Saturday 12 October 2013

Bah! To Bastille Opera

The Bastille opera house is a shiny tiled edifice on the outside and a shiny granite faced edifice on the inside in the foyers and corridors, with a black felt covered feeling in the auditorium. It displays, notwithstanding a right wing political origin, all the charm of soviet architecture designed with Orwell's 1984 in mind, and whatever could go wrong in its construction apparently did. Wikipedia says:
"Due to its size, the auditorium is frequently—and unfavourably—called a "vessel", and, compared to other world-class opera houses, the acoustics have been described as disappointing at best.
The hall is generally cold in colour due to the prominence of grey granite, black or white stone and black fabric in the structure and decoration as well as to the lightning from the giant white glass ceiling, although the use of pearwood for the seats and handrails and of oak for the floor brings a warmer, light brown touch.
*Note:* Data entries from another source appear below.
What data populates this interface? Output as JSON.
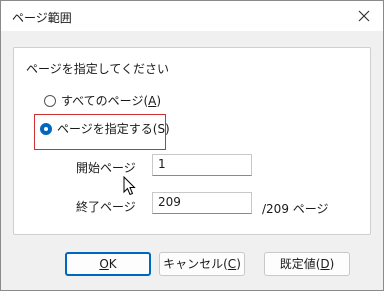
{
  "window": {
    "title": "ページ範囲"
  },
  "group": {
    "label": "ページを指定してください"
  },
  "options": {
    "all_label": "すべてのページ(",
    "all_accel": "A",
    "all_close": ")",
    "all_checked": false,
    "specify_label": "ページを指定する(S)",
    "specify_checked": true
  },
  "fields": {
    "start_label": "開始ページ",
    "start_value": "1",
    "end_label": "終了ページ",
    "end_value": "209",
    "total_text": "/209 ページ"
  },
  "buttons": {
    "ok_accel": "O",
    "ok_rest": "K",
    "cancel_prefix": "キャンセル(",
    "cancel_accel": "C",
    "cancel_suffix": ")",
    "default_prefix": "既定値(",
    "default_accel": "D",
    "default_suffix": ")"
  },
  "colors": {
    "accent": "#0067c0",
    "highlight": "#d03030"
  }
}
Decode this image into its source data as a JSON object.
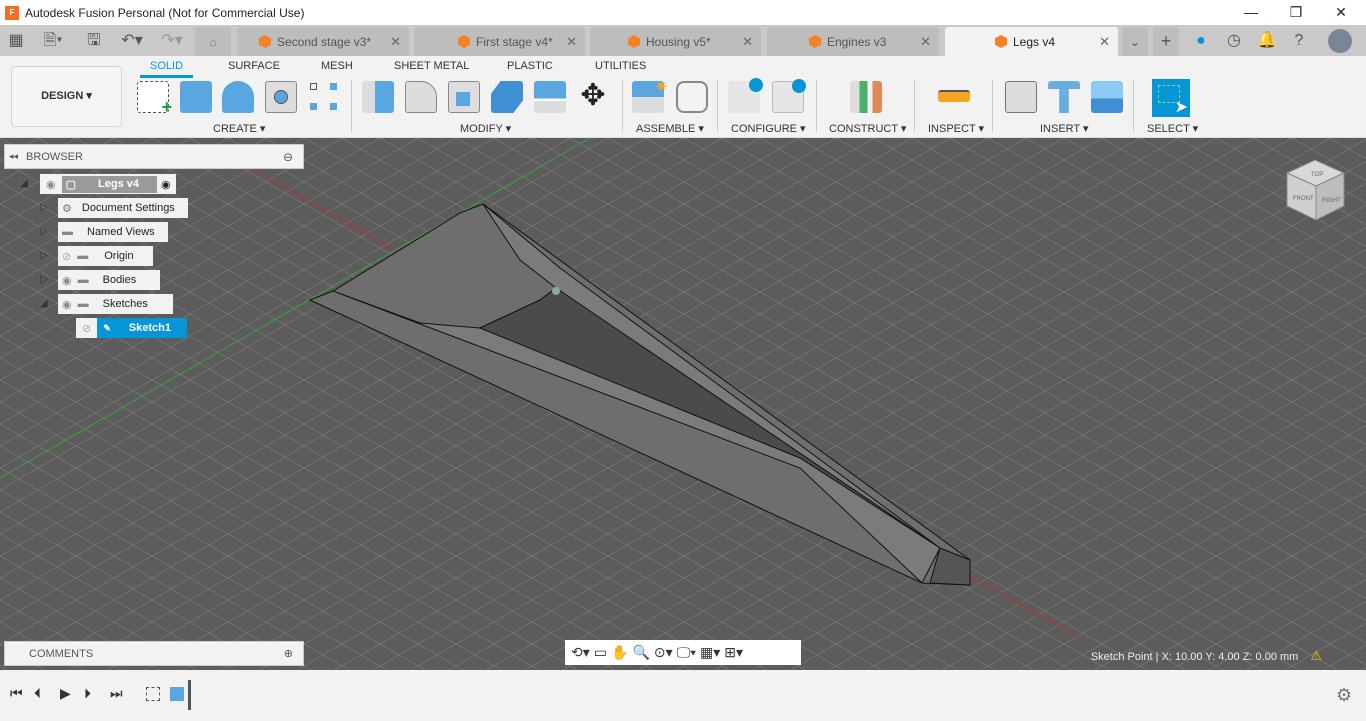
{
  "app": {
    "title": "Autodesk Fusion Personal (Not for Commercial Use)",
    "logo_text": "F"
  },
  "window_controls": {
    "minimize": "—",
    "maximize": "❐",
    "close": "✕"
  },
  "tabs": [
    {
      "label": "Second stage v3*",
      "active": false
    },
    {
      "label": "First stage v4*",
      "active": false
    },
    {
      "label": "Housing v5*",
      "active": false
    },
    {
      "label": "Engines v3",
      "active": false
    },
    {
      "label": "Legs v4",
      "active": true
    }
  ],
  "tab_close": "✕",
  "workspace": {
    "label": "DESIGN ▾"
  },
  "ribbon_tabs": [
    {
      "label": "SOLID",
      "active": true
    },
    {
      "label": "SURFACE"
    },
    {
      "label": "MESH"
    },
    {
      "label": "SHEET METAL"
    },
    {
      "label": "PLASTIC"
    },
    {
      "label": "UTILITIES"
    }
  ],
  "ribbon_groups": [
    {
      "label": "CREATE ▾"
    },
    {
      "label": "MODIFY ▾"
    },
    {
      "label": "ASSEMBLE ▾"
    },
    {
      "label": "CONFIGURE ▾"
    },
    {
      "label": "CONSTRUCT ▾"
    },
    {
      "label": "INSPECT ▾"
    },
    {
      "label": "INSERT ▾"
    },
    {
      "label": "SELECT ▾"
    }
  ],
  "browser": {
    "title": "BROWSER",
    "root": "Legs v4",
    "items": [
      {
        "label": "Document Settings"
      },
      {
        "label": "Named Views"
      },
      {
        "label": "Origin"
      },
      {
        "label": "Bodies"
      },
      {
        "label": "Sketches"
      },
      {
        "label": "Sketch1",
        "selected": true
      }
    ]
  },
  "comments": {
    "title": "COMMENTS"
  },
  "viewcube": {
    "top": "TOP",
    "front": "FRONT",
    "right": "RIGHT"
  },
  "status": {
    "text": "Sketch Point | X: 10.00 Y: 4.00 Z: 0.00 mm"
  },
  "colors": {
    "accent": "#0696d7",
    "viewport": "#5c5c5c",
    "tab_icon": "#f58220"
  }
}
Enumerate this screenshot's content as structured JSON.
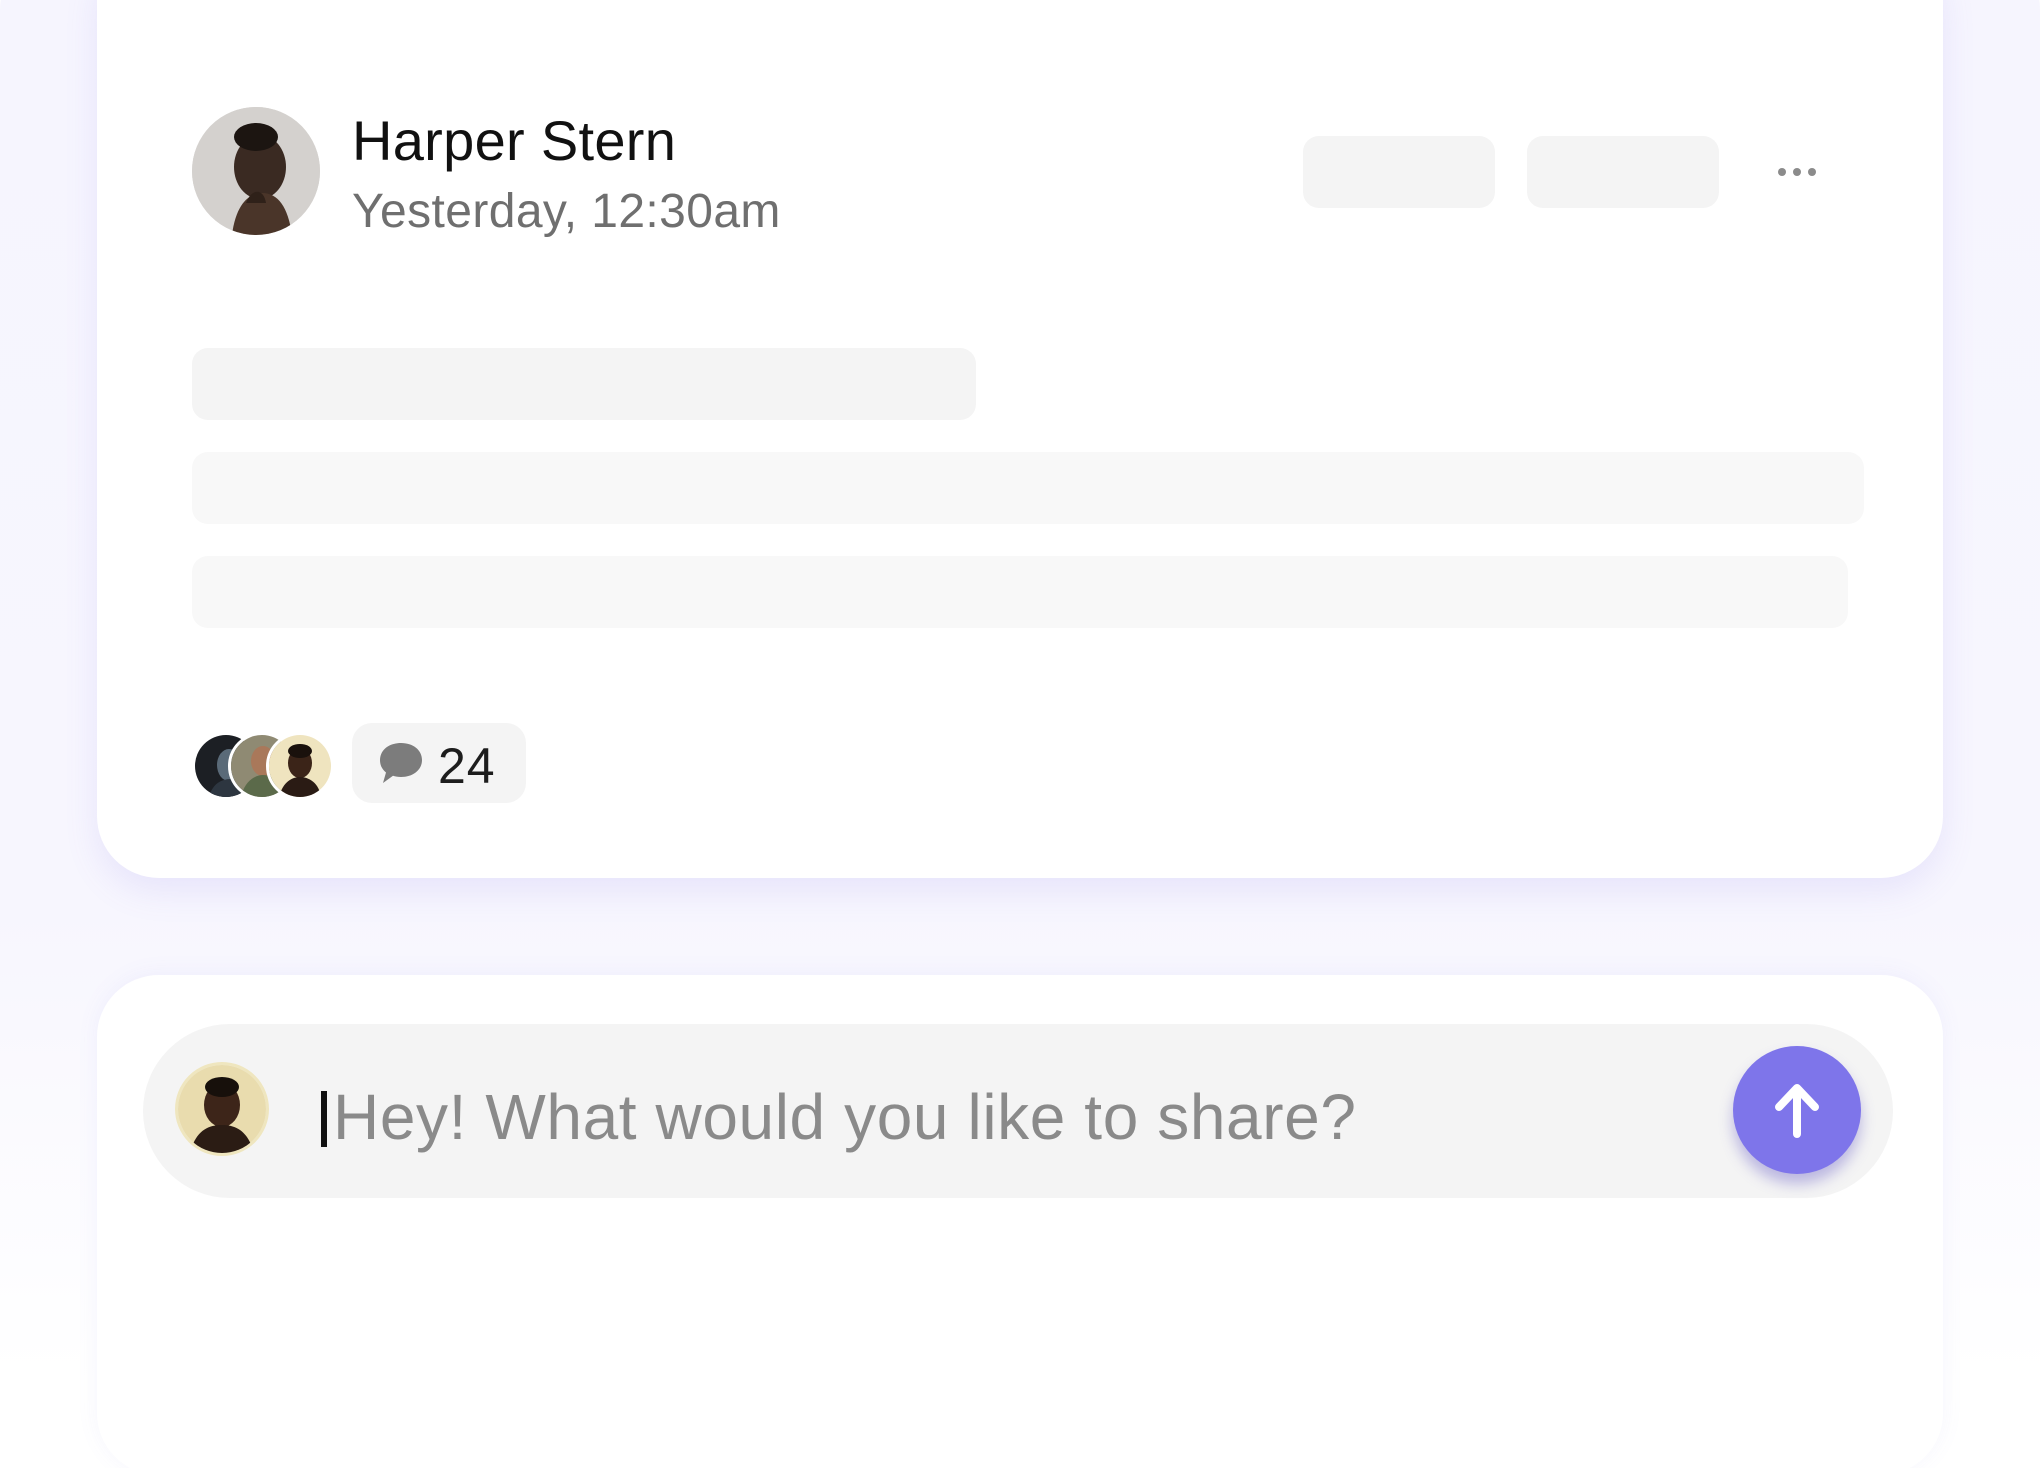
{
  "post": {
    "author_name": "Harper Stern",
    "timestamp": "Yesterday, 12:30am",
    "comment_count": "24",
    "more_icon": "more-horizontal-icon",
    "comment_icon": "chat-bubble-icon"
  },
  "composer": {
    "placeholder": "Hey! What would you like to share?",
    "send_icon": "arrow-up-icon"
  },
  "colors": {
    "accent": "#7e75ea",
    "background": "#f6f5fe",
    "skeleton": "#f4f4f4"
  }
}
This modern design has been controversial ever since the houses’ opening..."
When we saw that Aida would begin on our watch, immediately that sales opened I bought the best Internet tickets I could. This may be something like eBay auctions with buyers furiously clicking bids in the available milliseconds, because the only seats available were on the top level and were priced at €15. At that price perhaps I should have smelled something noxious.

We arrived before dinner and decided on provisions at the bar, being two packets of dried out sandwiches and a glass of champagne: €44. That is the relative measure of seat quality, not comestible quality. The seats were folding dickie seats just inside the door and placed sideways, so that the stage could only be seen by twisting ones neck or body. There is a high balcony wall to which the seats are attached, so my partner could only see the stage by sitting on her coat as a cushion. We could not have predicted this from the seat numbers, which gave a row and seat number. In the photo our seats are near the door at top dead centre.
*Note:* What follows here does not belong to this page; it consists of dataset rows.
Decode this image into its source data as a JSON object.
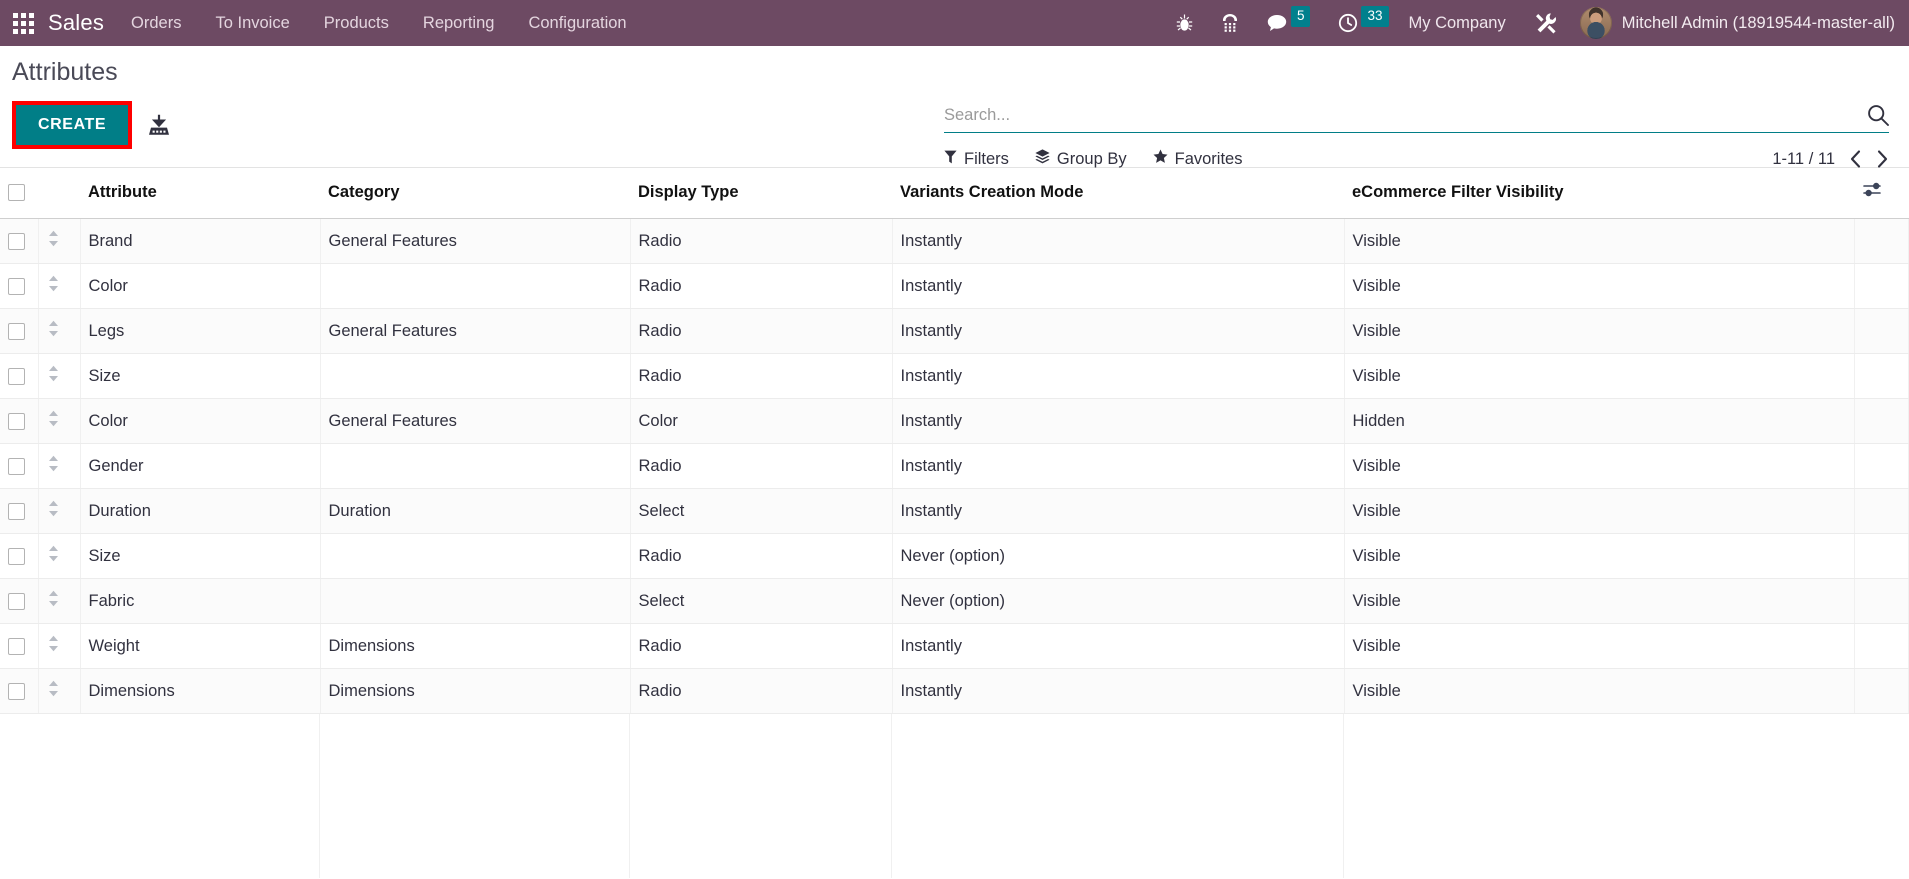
{
  "navbar": {
    "apps_icon": "apps-grid-icon",
    "brand": "Sales",
    "menu": [
      {
        "label": "Orders"
      },
      {
        "label": "To Invoice"
      },
      {
        "label": "Products"
      },
      {
        "label": "Reporting"
      },
      {
        "label": "Configuration"
      }
    ],
    "icons": [
      {
        "name": "bug-icon",
        "badge": null
      },
      {
        "name": "dialpad-icon",
        "badge": null
      },
      {
        "name": "messages-icon",
        "badge": "5"
      },
      {
        "name": "activities-clock-icon",
        "badge": "33"
      }
    ],
    "company": "My Company",
    "tools_icon": "tools-icon",
    "user": "Mitchell Admin (18919544-master-all)",
    "bg_color": "#6d4a63",
    "badge_color": "#01808d"
  },
  "control_panel": {
    "title": "Attributes",
    "create_label": "CREATE",
    "create_color": "#017e87",
    "highlight_color": "#fe0000",
    "import_icon": "import-upload-icon",
    "search": {
      "placeholder": "Search...",
      "value": ""
    },
    "filters": [
      {
        "label": "Filters",
        "icon": "filter-funnel-icon"
      },
      {
        "label": "Group By",
        "icon": "layers-icon"
      },
      {
        "label": "Favorites",
        "icon": "star-icon"
      }
    ],
    "pager": {
      "range": "1-11 / 11",
      "prev_icon": "chevron-left-icon",
      "next_icon": "chevron-right-icon"
    }
  },
  "table": {
    "columns": [
      "Attribute",
      "Category",
      "Display Type",
      "Variants Creation Mode",
      "eCommerce Filter Visibility"
    ],
    "optional_columns_icon": "column-settings-sliders-icon",
    "rows": [
      {
        "attribute": "Brand",
        "category": "General Features",
        "display_type": "Radio",
        "variants_creation_mode": "Instantly",
        "ecommerce_filter_visibility": "Visible"
      },
      {
        "attribute": "Color",
        "category": "",
        "display_type": "Radio",
        "variants_creation_mode": "Instantly",
        "ecommerce_filter_visibility": "Visible"
      },
      {
        "attribute": "Legs",
        "category": "General Features",
        "display_type": "Radio",
        "variants_creation_mode": "Instantly",
        "ecommerce_filter_visibility": "Visible"
      },
      {
        "attribute": "Size",
        "category": "",
        "display_type": "Radio",
        "variants_creation_mode": "Instantly",
        "ecommerce_filter_visibility": "Visible"
      },
      {
        "attribute": "Color",
        "category": "General Features",
        "display_type": "Color",
        "variants_creation_mode": "Instantly",
        "ecommerce_filter_visibility": "Hidden"
      },
      {
        "attribute": "Gender",
        "category": "",
        "display_type": "Radio",
        "variants_creation_mode": "Instantly",
        "ecommerce_filter_visibility": "Visible"
      },
      {
        "attribute": "Duration",
        "category": "Duration",
        "display_type": "Select",
        "variants_creation_mode": "Instantly",
        "ecommerce_filter_visibility": "Visible"
      },
      {
        "attribute": "Size",
        "category": "",
        "display_type": "Radio",
        "variants_creation_mode": "Never (option)",
        "ecommerce_filter_visibility": "Visible"
      },
      {
        "attribute": "Fabric",
        "category": "",
        "display_type": "Select",
        "variants_creation_mode": "Never (option)",
        "ecommerce_filter_visibility": "Visible"
      },
      {
        "attribute": "Weight",
        "category": "Dimensions",
        "display_type": "Radio",
        "variants_creation_mode": "Instantly",
        "ecommerce_filter_visibility": "Visible"
      },
      {
        "attribute": "Dimensions",
        "category": "Dimensions",
        "display_type": "Radio",
        "variants_creation_mode": "Instantly",
        "ecommerce_filter_visibility": "Visible"
      }
    ]
  }
}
The set and costumes were an unpleasant shock: three brass tiers so singers could sing at 3 levels. The principals in 19th century dress uniforms, soldiers from the 21st century in camouflage fatigues with weapons to match, female leads in blonde wigs, a ballerina lost from a Swan Lake set doing a very unimpressive and irrelevant dance, the dance of the Moors diminished to a single person in a red fez clowning around with hands on knees, the Italian flag for the Ethiopians, and a Hapsburg Austrian double eagle flag for the Egyptians. Shiny brass WW2 style tank dragged around, more shiny brass palaces sets presumably reflecting the 19th century setting. However, Ethiopian prisoners were dressed as WW2 Jewish refugees, and piles of naked body dummies on the lower stage level in a sickening mimic of German concentration camp photos. Crowds with placards of the crudest xenophobic kind.

In summary a mish mash of deconstructed and reduced production of what should have been grand opera. Twice we heard the audience down the front booing, not about the music we hope.

The orchestra was good. The male singers, Aida and orchestra were excellent.

We left at interval, at the end of Act 2.